|My first outing with AM Preacher - |
can you guess where the riding crop is?
I first danced to this song with the band AM Preacher (who share Lars, their enigmatic front man, with the Booms) about 3 months ago, and completely feel in love with the decadence of the 80's rock movement. Billy Idol in particular appeals to me as an artist because his voice is so full of raw, unadulterated passion (not too mention incredible sexual magnetism!) Listening to any man screech the lyrics of this song is enough to get me swinging off a chair, or chasing someone around the room with my riding crop - a permanent feature of the act regardless of where I am!
|Wearing more than normal for the end of a routine!|
However, my absolute favourite moment of the night had nothing to do with me or my acts (fabulous though they were!) No, I have to confess that the final act of the night by Sophia Disgrace totally trumped me, and rightly so, for Miss Disgrace performs an axel-grinder routine wearing nothing but silver hotpants and electrical tape. Imagine if you will the delight of the audience when she whips out her safety goggles, leans back and sends sparks flying from her crotch to the corners of the room, only to discover Lars has decided to join in by playing in the direct line of fire! Fan-bloody-tastic!

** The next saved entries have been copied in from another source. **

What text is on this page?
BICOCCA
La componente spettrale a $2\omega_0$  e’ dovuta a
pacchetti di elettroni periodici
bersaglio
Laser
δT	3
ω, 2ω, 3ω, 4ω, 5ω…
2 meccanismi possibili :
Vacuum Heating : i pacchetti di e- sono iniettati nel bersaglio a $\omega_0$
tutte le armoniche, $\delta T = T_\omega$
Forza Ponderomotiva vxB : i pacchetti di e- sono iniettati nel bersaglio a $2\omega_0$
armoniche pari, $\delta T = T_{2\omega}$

|Lars getting involved with a real Fire Crotch!|
After this display of fire-crotch goodness we retired, changed and went on our way, bumping into some of the audience members on the tube on the way home. Though a little tiddly and very sleepy they were most complimentary about all the acts, and wished us every success in future crotch related endeavours, which just goes to show that you can meet nice people on the tube after all (provided they've already seen you in your underwear!)
In comparison to this I though Friday night would be tame in comparison - how wrong I was! My best friend H is a drama teacher for a school in SW London, and called me up after work yesterday (when I was indulging in some wine, gossip and complaining with a colleague) to invite me to see The Woman in Black with some of her Y11 students. Well, what's a luvvie to do? I finished my (second) wine, grabbed my files and strolled along to the theatre to see what I had been reliably informed was the scariest play I will ever see. I don't know if this is true or not because I spent most of the play hiding behind the tall man seated in front of me, so bloody scared was I! Not only was the play itself remarkably staged, but the scares were so genuinely terrifying that at one point I was almost crying with terror (no doubt helped along by the screeching girls behind me who kept saying 'Miss I am soooo scared right now, I can't even watch innit!)
Thankfully I was so tired when I got in I didn't have enough energy to have nightmares, so hopefully this truly terrifying experience will not come back to haunt me...though I can't imagine I'll be happy to hear a rocking chair for a while! And on that note, I'm going to get up, have a long shower (in a brightly lit room) and enjoy what is shaping up to be a really lovely weekend!
The Woman in Black, Fortune Theatre, Russell Street, WC2, London.